Belbo réagit : « Bon Dieu !

– Non seulement, ajoutai-je, mais le Conservatoire fut pensé comme hommage à Bacon. Le 25 brumaire de l'an III, la Convention autorise son Comité d'Instruction publique à faire imprimer l'œuvre complète de Bacon. Et, le 18 vendémiaire de la même année, la même Convention vote une loi pour faire construire une maison des arts et des métiers qui aurait dû reproduire l'idée de la Maison de Salomon dont parle Bacon dans la Nouvelle Atlantide, comme le lieu où l'on aurait amassé toutes les inventions techniques de l'humanité.

– Et alors ? demanda Diotallevi.

– C'est qu'au Conservatoire il y a le Pendule », dit Belbo. Et, d'après la réaction de Diotallevi, je compris que Belbo l'avait mis dans la confidence de ses réflexions sur le pendule de Foucault.

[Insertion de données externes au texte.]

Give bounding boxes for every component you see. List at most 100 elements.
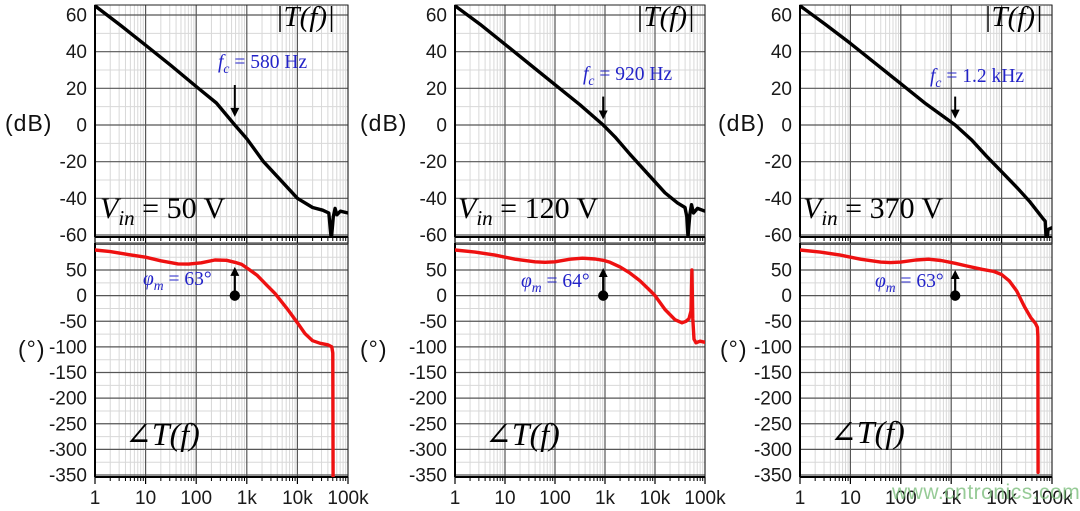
y-tick-label: 0	[76, 286, 87, 307]
magnitude-title: |T(f)|	[983, 1, 1043, 33]
y-tick-label: -350	[49, 466, 87, 487]
x-tick-label: 10k	[986, 488, 1017, 509]
y-tick-label: 20	[426, 79, 447, 100]
phase-margin-dot	[949, 290, 961, 301]
x-tick-label: 100	[539, 488, 571, 509]
deg-unit-label: (°)	[720, 336, 748, 362]
y-tick-label: -200	[754, 389, 792, 410]
y-tick-labels: 50 0 -50 -100 -150 -200 -250 -300 -350	[409, 261, 447, 487]
y-tick-label: -250	[409, 414, 447, 435]
x-tick-label: 100	[180, 488, 212, 509]
crossover-freq-annotation: fc = 1.2 kHz	[930, 66, 1024, 91]
phase-title: ∠T(f)	[125, 416, 200, 452]
grid	[454, 243, 706, 477]
y-tick-label: -20	[60, 152, 87, 173]
y-tick-labels: 60 40 20 0 -20 -40 -60	[60, 6, 87, 247]
x-tick-label: 100	[885, 488, 917, 509]
y-tick-label: -300	[409, 440, 447, 461]
fc-symbol: f	[930, 66, 936, 87]
magnitude-curve	[800, 5, 1052, 237]
phase-curve	[95, 248, 335, 477]
fc-symbol: f	[583, 64, 589, 85]
y-tick-label: 40	[426, 42, 447, 63]
vin-subscript: in	[118, 206, 135, 230]
y-tick-labels: 60 40 20 0 -20 -40 -60	[765, 6, 792, 247]
vin-subscript: in	[821, 206, 838, 230]
fc-subscript: c	[935, 74, 942, 90]
plots-svg-vin-120v: 60 40 20 0 -20 -40 -60 50 0 -50 -100 -150 -200 -250 -3…	[409, 4, 726, 509]
y-tick-label: 0	[436, 286, 447, 307]
y-tick-label: 0	[781, 286, 792, 307]
y-tick-label: 50	[771, 261, 792, 282]
y-tick-label: 0	[436, 115, 447, 136]
y-tick-label: -150	[754, 363, 792, 384]
crossover-freq-annotation: fc = 920 Hz	[583, 64, 672, 89]
x-tick-label: 10k	[282, 488, 313, 509]
phase-title: ∠T(f)	[830, 414, 905, 450]
vin-label: Vin = 50 V	[100, 192, 225, 231]
magnitude-curve	[95, 5, 348, 237]
plots-svg-vin-370v: 60 40 20 0 -20 -40 -60 50 0 -50 -100 -150 -200 -250 -3…	[754, 4, 1073, 509]
y-tick-label: -350	[754, 466, 792, 487]
crossover-arrow	[598, 96, 608, 120]
y-tick-label: 40	[66, 42, 87, 63]
x-tick-label: 1k	[941, 488, 962, 509]
arrow-head-up-icon	[950, 270, 960, 279]
crossover-freq-annotation: fc = 580 Hz	[218, 52, 307, 77]
phase-margin-marker	[229, 266, 241, 301]
x-axis-ticks	[454, 237, 706, 244]
y-tick-label: -50	[420, 312, 447, 333]
x-tick-label: 1k	[237, 488, 258, 509]
vin-symbol: V	[100, 192, 119, 225]
y-tick-label: -40	[60, 189, 87, 210]
y-tick-label: -40	[420, 189, 447, 210]
y-tick-label: 20	[771, 79, 792, 100]
crossover-arrow	[230, 85, 240, 117]
bode-column-vin-50v: 60 40 20 0 -20 -40 -60 50 0 -50 -100 -150 -200 -250 -3…	[0, 0, 369, 511]
deg-unit-label: (°)	[18, 336, 46, 362]
y-tick-label: -350	[409, 466, 447, 487]
crossover-arrow	[950, 96, 960, 119]
magnitude-vin-370v: 60 40 20 0 -20 -40 -60	[765, 4, 1053, 247]
fc-value: = 920 Hz	[594, 64, 673, 85]
y-tick-label: -60	[60, 225, 87, 246]
x-tick-label: 10k	[640, 488, 671, 509]
watermark: www.cntronics.com	[892, 481, 1080, 504]
pm-value: = 63°	[163, 269, 212, 290]
x-tick-label: 1	[90, 488, 101, 509]
y-tick-label: -100	[49, 337, 87, 358]
y-tick-label: -150	[49, 363, 87, 384]
y-tick-label: -20	[420, 152, 447, 173]
y-tick-label: -250	[754, 414, 792, 435]
x-tick-label: 10	[135, 488, 156, 509]
vin-value: = 50 V	[134, 192, 226, 225]
vin-symbol: V	[803, 192, 822, 225]
magnitude-vin-50v: 60 40 20 0 -20 -40 -60	[60, 4, 349, 247]
arrow-head-down-icon	[598, 110, 608, 120]
pm-symbol: φ	[875, 271, 886, 292]
y-tick-label: -40	[765, 189, 792, 210]
arrow-head-up-icon	[598, 267, 608, 277]
phase-curve	[455, 248, 705, 345]
y-tick-label: -100	[409, 337, 447, 358]
fc-symbol: f	[218, 52, 224, 73]
y-tick-label: 40	[771, 42, 792, 63]
x-tick-label: 100k	[327, 488, 369, 509]
fc-subscript: c	[588, 72, 595, 88]
y-tick-label: -60	[765, 225, 792, 246]
x-tick-label: 10	[494, 488, 515, 509]
arrow-head-down-icon	[230, 107, 240, 117]
y-tick-label: 0	[781, 115, 792, 136]
x-tick-label: 1k	[595, 488, 616, 509]
plots-svg-vin-50v: 60 40 20 0 -20 -40 -60 50 0 -50 -100 -150 -200 -250 -3…	[49, 4, 369, 509]
pm-value: = 64°	[541, 271, 590, 292]
phase-curve	[800, 248, 1040, 475]
y-tick-label: 0	[76, 115, 87, 136]
vin-label: Vin = 120 V	[458, 192, 598, 231]
y-tick-label: -300	[49, 440, 87, 461]
x-tick-labels: 1 10 100 1k 10k 100k	[90, 488, 369, 509]
y-tick-label: -20	[765, 152, 792, 173]
phase-margin-dot	[598, 290, 609, 301]
phase-margin-dot	[229, 290, 241, 301]
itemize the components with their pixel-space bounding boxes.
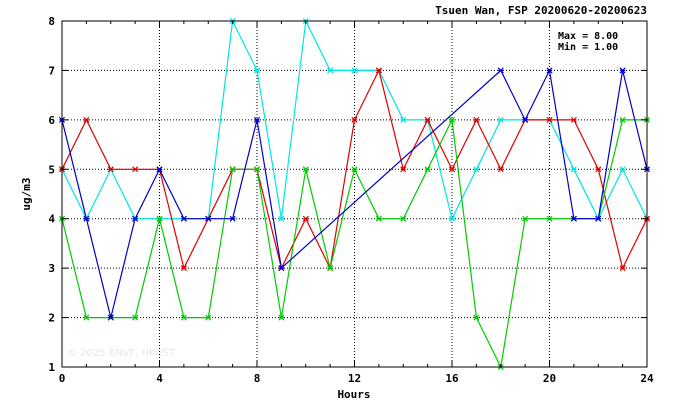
y-axis-label: ug/m3	[20, 177, 33, 210]
data-point	[327, 265, 334, 272]
data-point	[253, 67, 261, 74]
data-point	[302, 215, 309, 222]
data-point	[400, 166, 407, 173]
data-point	[83, 314, 90, 321]
data-point	[253, 166, 261, 173]
x-tick-label: 8	[254, 372, 261, 385]
data-point	[546, 116, 553, 123]
data-point	[619, 116, 626, 123]
x-tick-label: 0	[59, 372, 66, 385]
x-axis-label: Hours	[337, 388, 370, 401]
data-point	[448, 116, 456, 123]
data-point	[570, 116, 577, 123]
data-point	[619, 265, 626, 272]
data-point	[595, 166, 602, 173]
y-tick-label: 3	[48, 262, 55, 275]
y-tick-label: 2	[48, 312, 55, 325]
y-tick-label: 8	[48, 15, 55, 28]
y-tick-label: 5	[48, 163, 55, 176]
y-tick-label: 1	[48, 361, 55, 374]
data-point	[424, 166, 431, 173]
min-annotation: Min = 1.00	[558, 41, 618, 53]
data-point	[132, 215, 139, 222]
data-point	[83, 116, 90, 123]
data-point	[473, 166, 480, 173]
data-point	[327, 67, 334, 74]
data-point	[497, 166, 504, 173]
x-tick-label: 4	[156, 372, 163, 385]
data-point	[83, 215, 90, 222]
x-tick-label: 24	[640, 372, 654, 385]
data-point	[375, 67, 382, 74]
data-point	[351, 116, 358, 123]
data-point	[619, 166, 626, 173]
data-point	[253, 116, 261, 123]
data-point	[278, 215, 285, 222]
data-point	[522, 116, 529, 123]
data-point	[205, 215, 212, 222]
data-point	[424, 116, 431, 123]
data-point	[180, 265, 187, 272]
data-point	[522, 215, 529, 222]
data-point	[375, 215, 382, 222]
data-point	[351, 67, 358, 74]
data-point	[400, 116, 407, 123]
data-point	[229, 215, 236, 222]
data-point	[570, 166, 577, 173]
data-point	[351, 166, 358, 173]
data-point	[400, 215, 407, 222]
x-tick-label: 20	[543, 372, 556, 385]
chart-title: Tsuen Wan, FSP 20200620-20200623	[435, 4, 647, 17]
max-annotation: Max = 8.00	[558, 31, 618, 42]
data-point	[180, 314, 187, 321]
data-point	[619, 67, 626, 74]
data-point	[278, 314, 285, 321]
data-point	[473, 314, 480, 321]
y-tick-label: 6	[48, 114, 55, 127]
data-point	[278, 265, 285, 272]
data-point	[132, 166, 139, 173]
data-point	[448, 166, 456, 173]
data-point	[156, 215, 163, 222]
series-line-3	[61, 68, 648, 318]
data-point	[473, 116, 480, 123]
data-point	[180, 215, 187, 222]
watermark: © 2025 ENVF, HKUST	[67, 348, 176, 359]
data-point	[570, 215, 577, 222]
data-point	[107, 166, 114, 173]
data-point	[302, 166, 309, 173]
data-point	[497, 67, 504, 74]
data-point	[132, 314, 139, 321]
data-series	[58, 17, 651, 371]
data-point	[448, 215, 456, 222]
data-point	[107, 314, 114, 321]
x-tick-label: 12	[348, 372, 361, 385]
y-tick-label: 7	[48, 64, 55, 77]
y-tick-label: 4	[48, 213, 55, 226]
data-point	[595, 215, 602, 222]
data-point	[497, 116, 504, 123]
data-point	[205, 314, 212, 321]
data-point	[546, 67, 553, 74]
data-point	[229, 166, 236, 173]
grid-lines	[62, 21, 647, 367]
data-point	[546, 215, 553, 222]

« Allons-y doucement, dis-je. Le pendule est inventé et installé au siècle dernier. Pour le moment laissons-le de côté.

– Laissons-le de côté ? dit Belbo. Mais vous n'avez jamais donné un coup d'oeil à la Monade Hiéroglyphique de John Dee, le talisman qui devrait concentrer toute la sapience de l'univers ? Ne dirait-on pas un pendule ?

– D'accord, dis-je, admettons que nous pouvons établir un rapport entre les deux faits. Mais comment passe-t-on de Saint-Albans au Pendule ? »

Je le sus en l'espace de quelques jours.

« Donc, le prieur de Saint-Albans est abbé de Saint-Martin-des-Champs, qui devient ensuite un centre philo-templier. Bacon, à travers son fief, établit un contact initiatique avec les druides fidèles de saint Albans. A présent, écoutez : tandis que Bacon commence sa carrière en Angleterre, en France Guillaume Postel finit la sienne. »

(Je saisis une imperceptible contraction sur le visage de Belbo, je me souvins du dialogue à l'exposition de Riccardo, Postel lui évoquait idéalement le ravisseur de Lorenza. Mais ce fut l'histoire d'un instant.)